Credit Suisse raised its price target on Bed Bath & Beyond Inc (BBBY-Q) to US$30 from US$19 after recent price appreciation. But the bank thinks investors should stay on the sidelines for now.

“We see potential for upside to revised sales guidance and are encouraged by management’s optimism in being able to hit prior EBIT margin goals despite elevated costs,” Credit Suisse analysts said in a note. “We like the transformation path set by the new management, focusing on core categories (that have been outperforming the chain) along with the rollout of owned brands that should help drive more differentiation and market share gains.”

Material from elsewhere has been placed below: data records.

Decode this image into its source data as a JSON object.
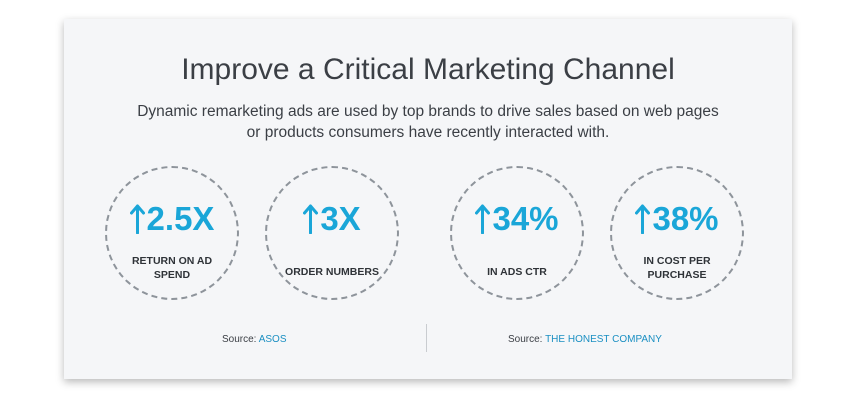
{
  "title": "Improve a Critical Marketing Channel",
  "subtitle": "Dynamic remarketing ads are used by top brands to drive sales based on web pages or products consumers have recently interacted with.",
  "stats": [
    {
      "value": "2.5X",
      "label": "RETURN ON AD SPEND"
    },
    {
      "value": "3X",
      "label": "ORDER NUMBERS"
    },
    {
      "value": "34%",
      "label": "IN ADS CTR"
    },
    {
      "value": "38%",
      "label": "IN COST PER PURCHASE"
    }
  ],
  "sources": [
    {
      "prefix": "Source:",
      "name": "ASOS"
    },
    {
      "prefix": "Source:",
      "name": "THE HONEST COMPANY"
    }
  ],
  "icon": "arrow-up-icon",
  "colors": {
    "accent": "#1aa6d8",
    "link": "#1a8fc2",
    "text": "#3b3f45"
  }
}
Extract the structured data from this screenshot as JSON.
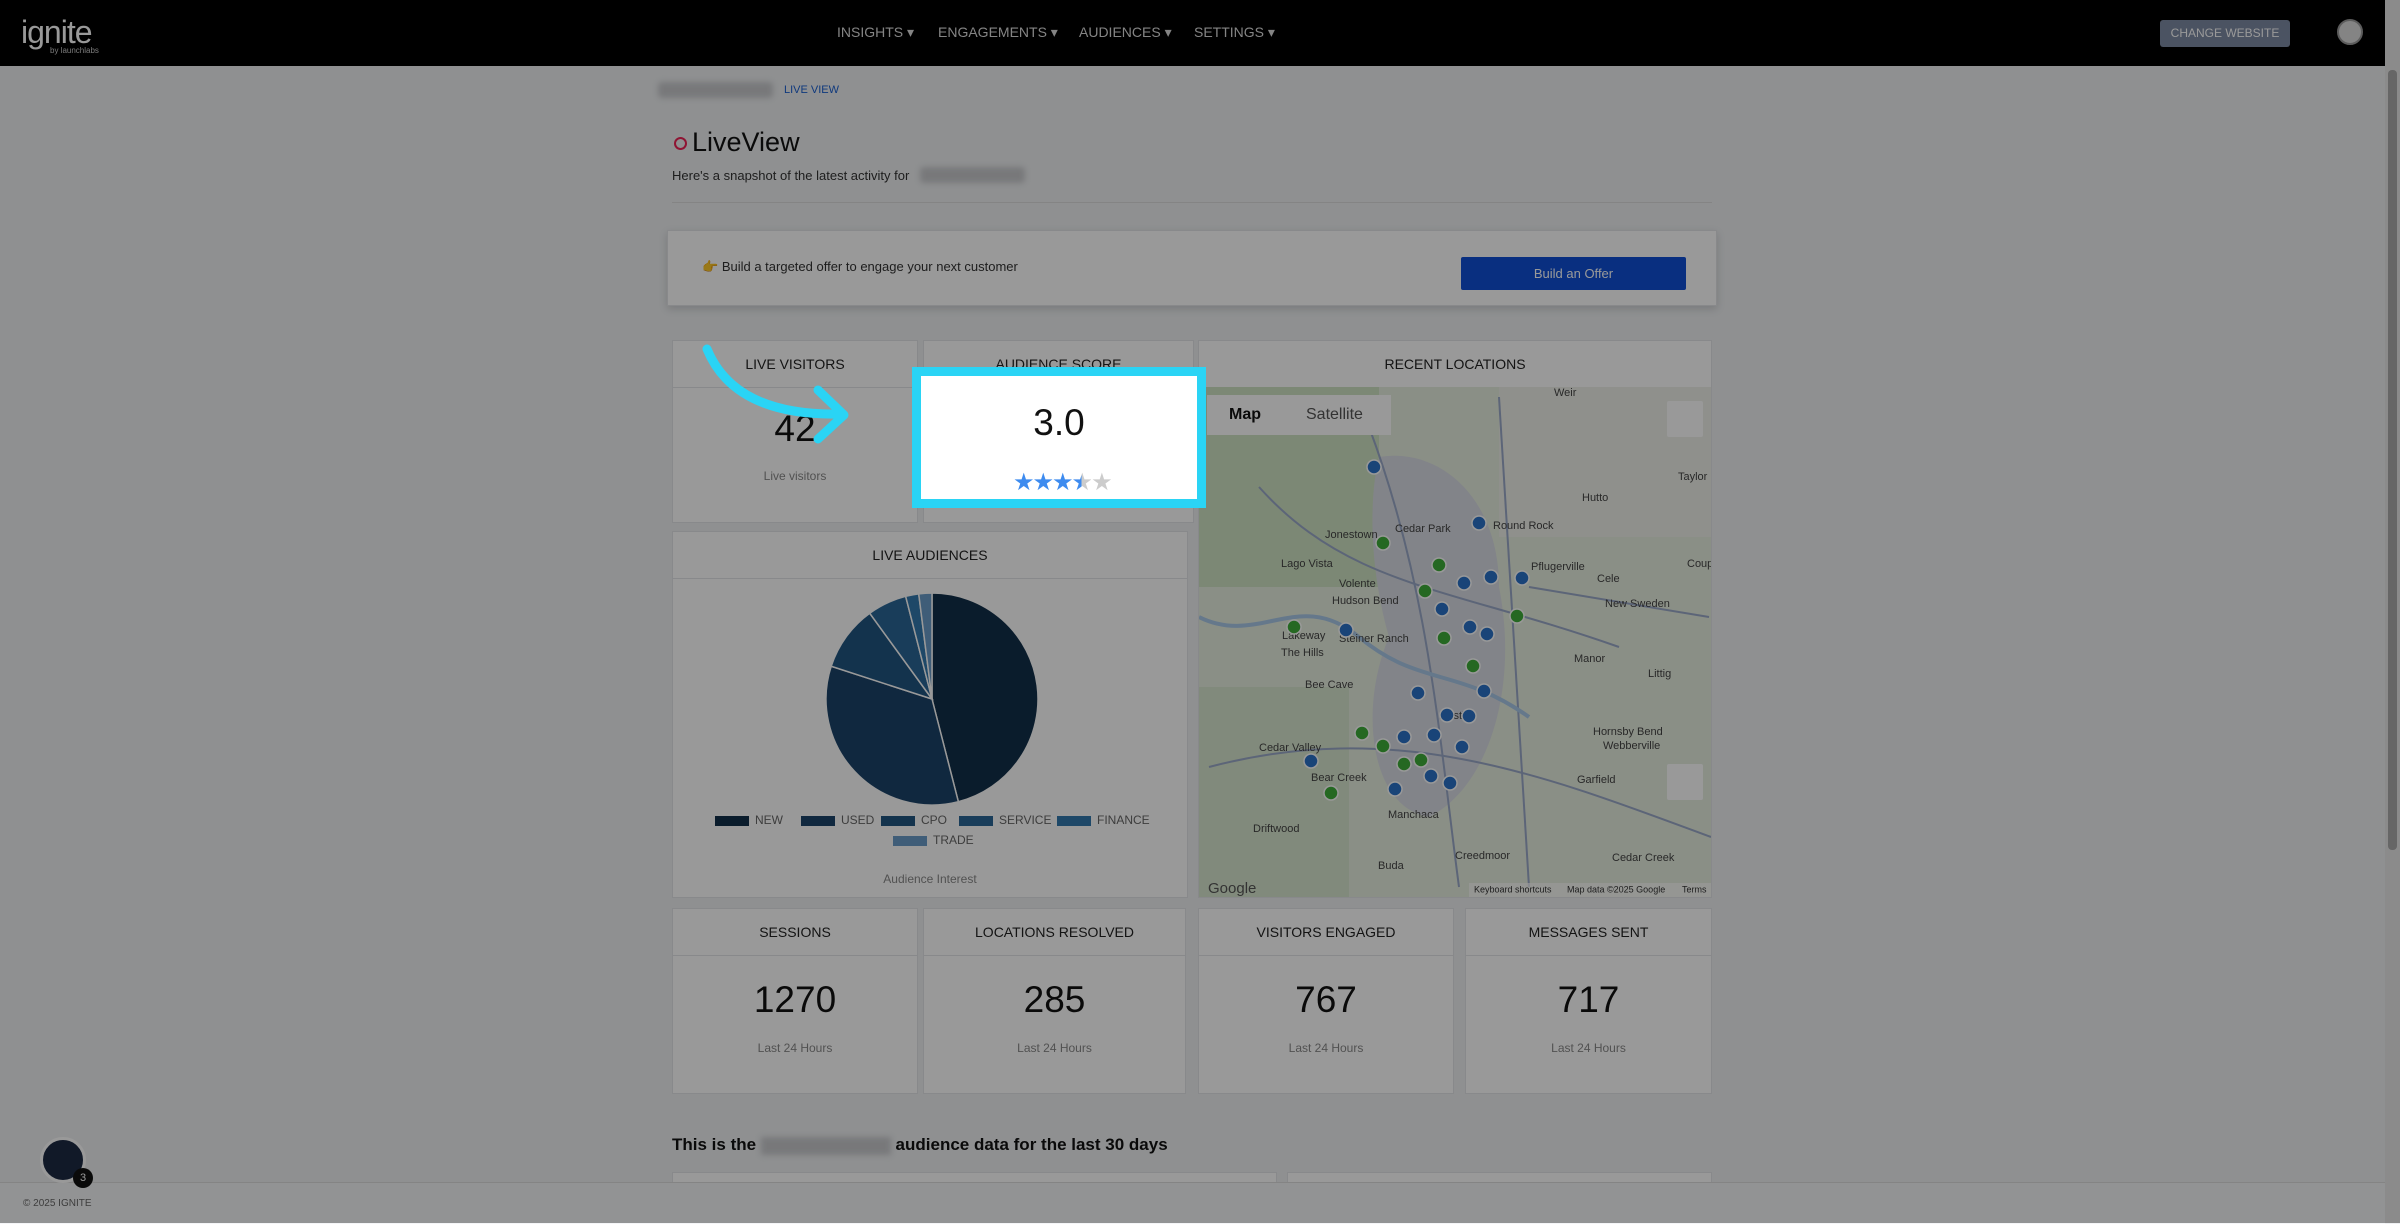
{
  "nav": {
    "logo": "ignite",
    "logo_sub": "by launchlabs",
    "items": [
      "INSIGHTS",
      "ENGAGEMENTS",
      "AUDIENCES",
      "SETTINGS"
    ],
    "button": "CHANGE WEBSITE"
  },
  "breadcrumb": "LIVE VIEW",
  "page": {
    "title": "LiveView",
    "subtitle": "Here's a snapshot of the latest activity for"
  },
  "offer": {
    "text": "Build a targeted offer to engage your next customer",
    "button": "Build an Offer"
  },
  "live_visitors": {
    "title": "LIVE VISITORS",
    "value": 42,
    "label": "Live visitors"
  },
  "audience_score": {
    "title": "AUDIENCE SCORE",
    "value": "3.0"
  },
  "recent_locations": {
    "title": "RECENT LOCATIONS",
    "tabs": [
      "Map",
      "Satellite"
    ],
    "places": [
      "Weir",
      "Jonestown",
      "Cedar Park",
      "Round Rock",
      "Hutto",
      "Taylor",
      "Pflugerville",
      "Cele",
      "Coupland",
      "Lago Vista",
      "Volente",
      "Hudson Bend",
      "New Sweden",
      "Lakeway",
      "Steiner Ranch",
      "The Hills",
      "Manor",
      "Littig",
      "Bee Cave",
      "Austin",
      "Hornsby Bend",
      "Webberville",
      "Cedar Valley",
      "Bear Creek",
      "Garfield",
      "Driftwood",
      "Manchaca",
      "Buda",
      "Creedmoor",
      "Cedar Creek"
    ],
    "attribution": [
      "Google",
      "Keyboard shortcuts",
      "Map data ©2025 Google",
      "Terms"
    ]
  },
  "chart_data": {
    "type": "pie",
    "title": "LIVE AUDIENCES",
    "categories": [
      "NEW",
      "USED",
      "CPO",
      "SERVICE",
      "FINANCE",
      "TRADE"
    ],
    "values": [
      46,
      34,
      10,
      6,
      2,
      2
    ],
    "colors": [
      "#122f4a",
      "#1b4469",
      "#215580",
      "#2a6797",
      "#3279ad",
      "#6a9cc9"
    ],
    "caption": "Audience Interest"
  },
  "stats": [
    {
      "title": "SESSIONS",
      "value": 1270,
      "label": "Last 24 Hours"
    },
    {
      "title": "LOCATIONS RESOLVED",
      "value": 285,
      "label": "Last 24 Hours"
    },
    {
      "title": "VISITORS ENGAGED",
      "value": 767,
      "label": "Last 24 Hours"
    },
    {
      "title": "MESSAGES SENT",
      "value": 717,
      "label": "Last 24 Hours"
    }
  ],
  "section_heading": {
    "prefix": "This is the",
    "suffix": "audience data for the last 30 days"
  },
  "footer": "© 2025 IGNITE",
  "help_badge": 3
}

“However, this already seems embedded in the stock, up 60% YTD and currently trading at a premium to its pre-pandemic relative valuation (35% discount to market on FY2 PE currently vs. about 50% discount over the past five years). In our view, while a case could be made for further multiple expansion as the company recaptures market share following years of underperformance, we have yet to see sustained signs of that which keeps us at Neutral.”


BMO analyst Andrew Strelzik initiated coverage on SunOpta Inc. (STKL-Q, SOY-T), which makes healthy food and beverages, with an “outperform” rating and US$15 price target.

“SunOpta is an attractive multi-year opportunity as it is well positioned to realize above-average sales/EBITDA growth into the future, can further enhance its growth/margin profile through portfolio optimization efforts, and is an underappreciated ESG story that could lead to multiple expansion,” the analyst said.

“SunOpta is a more focused, less volatile business after the divestiture of its Global Ingredients segment and the 25-30% pullback in shares creates an attractive entry point, in our view,” he said.


In other analyst actions:

* General Motors Co (GM-N): Wedbush initiates coverage with outperform rating; price target US$85

* Costco Wholesale Corp (COST-Q): MKM Partners raises fair value to US$385 from US$336. Oppenheimer also raises target price to $450 from $425

* Home Capital Group Inc (HCG-T): TD Securities raises target price to C$48 from C$43

* Dye & Durham Ltd (DND-T): Canaccord Genuity cuts target price to C$60 from C$65 but maintains “buy” rating.